Sandy the elephant and Zoot the dog were, without doubt, the best of pals in the whole wide world. They loved to sit by the river and watch time floating past their little seat.
"We’re never going to agree, are we Sandy?” said Zoot.
“I guess not,” said the elephant. “You know, that sometimes I stand in the middle of people and no one ever listens or even mentions me.”
“That’s a shame,” quipped Zoot.
“You get used to it,” said his pal.
“My mother told me stories, a long, long time ago and she said that the world was flat and that was that. If I ran too near the edge there was a chance I would fall off,” said Zoot with a tear in his eye.
“I don’t want to say anything bad about your mother, but both she and you are wrong. The world is round.” Sandy was adamant about that. “Perhaps she told you that so you wouldn’t leave home?”
“She wouldn’t lie to me, she never did. Her father and mother had also told her the same thing.”
“Yes, but you are a dog, and you can’t see very far, so to you everything is flat,” said Sandy.
Zoot was getting a bit irritated by his friend. “If you and I were the only two creatures who were left alive and then you got hit on the head and died. I would be the only one left, and I would think the world was flat, and so it would be.”
“Just because you said it, wouldn’t make it true.”
“But there wouldn’t be anyone left to argue with me.”
“Still doesn’t make it true. What do think might hit me on the head?” Asked Sandy.
“Maybe something fell out the sky.” Said Zoot.
“Something that was going around the Earth and then fell out of orbit.”
“No. Something that dropped off a cliff on this flat Earth.” Said Zoot. “Okay, so how do you know the world is round?”
“Because when I look out to sea, I can see the horizon. When a ship comes this way you see the top of the mast first before you see the rest of the ship, it makes sense.”
“Not to me,” said Zoot.
“So how are we going to move on from this?” Asked Sandy the elephant.

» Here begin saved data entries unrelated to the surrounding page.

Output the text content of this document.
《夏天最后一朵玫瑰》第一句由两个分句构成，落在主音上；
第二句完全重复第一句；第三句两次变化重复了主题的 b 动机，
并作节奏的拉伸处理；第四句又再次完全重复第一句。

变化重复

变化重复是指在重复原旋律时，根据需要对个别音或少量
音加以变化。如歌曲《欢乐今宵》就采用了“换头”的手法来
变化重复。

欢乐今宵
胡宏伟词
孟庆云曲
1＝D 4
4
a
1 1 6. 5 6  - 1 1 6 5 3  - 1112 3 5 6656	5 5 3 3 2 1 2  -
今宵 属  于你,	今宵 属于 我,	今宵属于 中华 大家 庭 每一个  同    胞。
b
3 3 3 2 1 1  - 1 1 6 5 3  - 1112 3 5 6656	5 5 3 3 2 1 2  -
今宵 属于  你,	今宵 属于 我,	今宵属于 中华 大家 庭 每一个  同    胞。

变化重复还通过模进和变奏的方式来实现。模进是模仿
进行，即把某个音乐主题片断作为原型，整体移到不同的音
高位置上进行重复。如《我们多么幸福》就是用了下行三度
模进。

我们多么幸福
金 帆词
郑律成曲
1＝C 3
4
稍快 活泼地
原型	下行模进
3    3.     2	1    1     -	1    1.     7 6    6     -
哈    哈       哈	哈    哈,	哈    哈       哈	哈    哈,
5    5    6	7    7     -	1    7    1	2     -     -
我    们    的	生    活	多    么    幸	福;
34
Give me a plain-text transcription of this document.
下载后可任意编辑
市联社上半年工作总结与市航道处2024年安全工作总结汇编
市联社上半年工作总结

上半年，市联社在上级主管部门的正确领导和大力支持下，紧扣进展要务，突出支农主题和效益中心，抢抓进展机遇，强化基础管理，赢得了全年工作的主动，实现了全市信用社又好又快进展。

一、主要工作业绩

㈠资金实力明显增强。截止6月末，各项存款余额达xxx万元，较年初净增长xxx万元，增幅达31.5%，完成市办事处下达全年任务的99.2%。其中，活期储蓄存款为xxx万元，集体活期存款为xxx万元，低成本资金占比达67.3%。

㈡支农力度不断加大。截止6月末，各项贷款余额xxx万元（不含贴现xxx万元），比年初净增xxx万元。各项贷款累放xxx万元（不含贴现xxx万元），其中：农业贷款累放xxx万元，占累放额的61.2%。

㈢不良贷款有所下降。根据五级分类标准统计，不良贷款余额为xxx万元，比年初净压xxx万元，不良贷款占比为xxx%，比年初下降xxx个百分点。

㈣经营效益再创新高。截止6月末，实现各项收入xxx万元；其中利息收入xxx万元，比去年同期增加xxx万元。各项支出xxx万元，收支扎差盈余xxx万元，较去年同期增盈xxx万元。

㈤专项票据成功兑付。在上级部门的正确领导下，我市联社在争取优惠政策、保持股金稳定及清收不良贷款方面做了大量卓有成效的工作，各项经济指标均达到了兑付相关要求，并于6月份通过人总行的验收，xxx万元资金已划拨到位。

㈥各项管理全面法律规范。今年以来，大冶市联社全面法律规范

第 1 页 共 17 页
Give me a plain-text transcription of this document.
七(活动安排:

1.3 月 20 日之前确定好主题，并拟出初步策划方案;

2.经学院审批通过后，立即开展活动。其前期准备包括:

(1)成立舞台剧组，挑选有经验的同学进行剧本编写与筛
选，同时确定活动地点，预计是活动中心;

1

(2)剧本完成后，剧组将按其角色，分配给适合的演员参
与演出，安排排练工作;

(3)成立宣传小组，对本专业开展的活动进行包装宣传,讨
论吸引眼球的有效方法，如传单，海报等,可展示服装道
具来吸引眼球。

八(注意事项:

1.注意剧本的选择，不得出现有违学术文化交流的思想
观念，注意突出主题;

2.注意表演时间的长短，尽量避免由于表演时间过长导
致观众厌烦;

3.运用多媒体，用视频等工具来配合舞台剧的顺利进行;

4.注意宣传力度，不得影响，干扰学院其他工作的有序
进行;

“Why can’t we both be right? You say what you see. I see it as flat, and you see it as round, and that’s that.” Said Zoot.
“So if I built a ship,” said Sandy, “then you wouldn’t come with me to sail around the world?”
“We would fall off, eventually.”
“But you’ll never know if you never try,” said the elephant.
“Maybe, I’m happy this way,” said Zoot.
“Fair enough, you’re my pal, and that’s good enough for me,” said Sandy.
“What shall we have for lunch?” Asked Zoot.
“Chips?”
“Sounds perfect.”
And the two of them spent the rest of the day eating chips and looking out at a flattish, roundish world, and enjoying what they saw.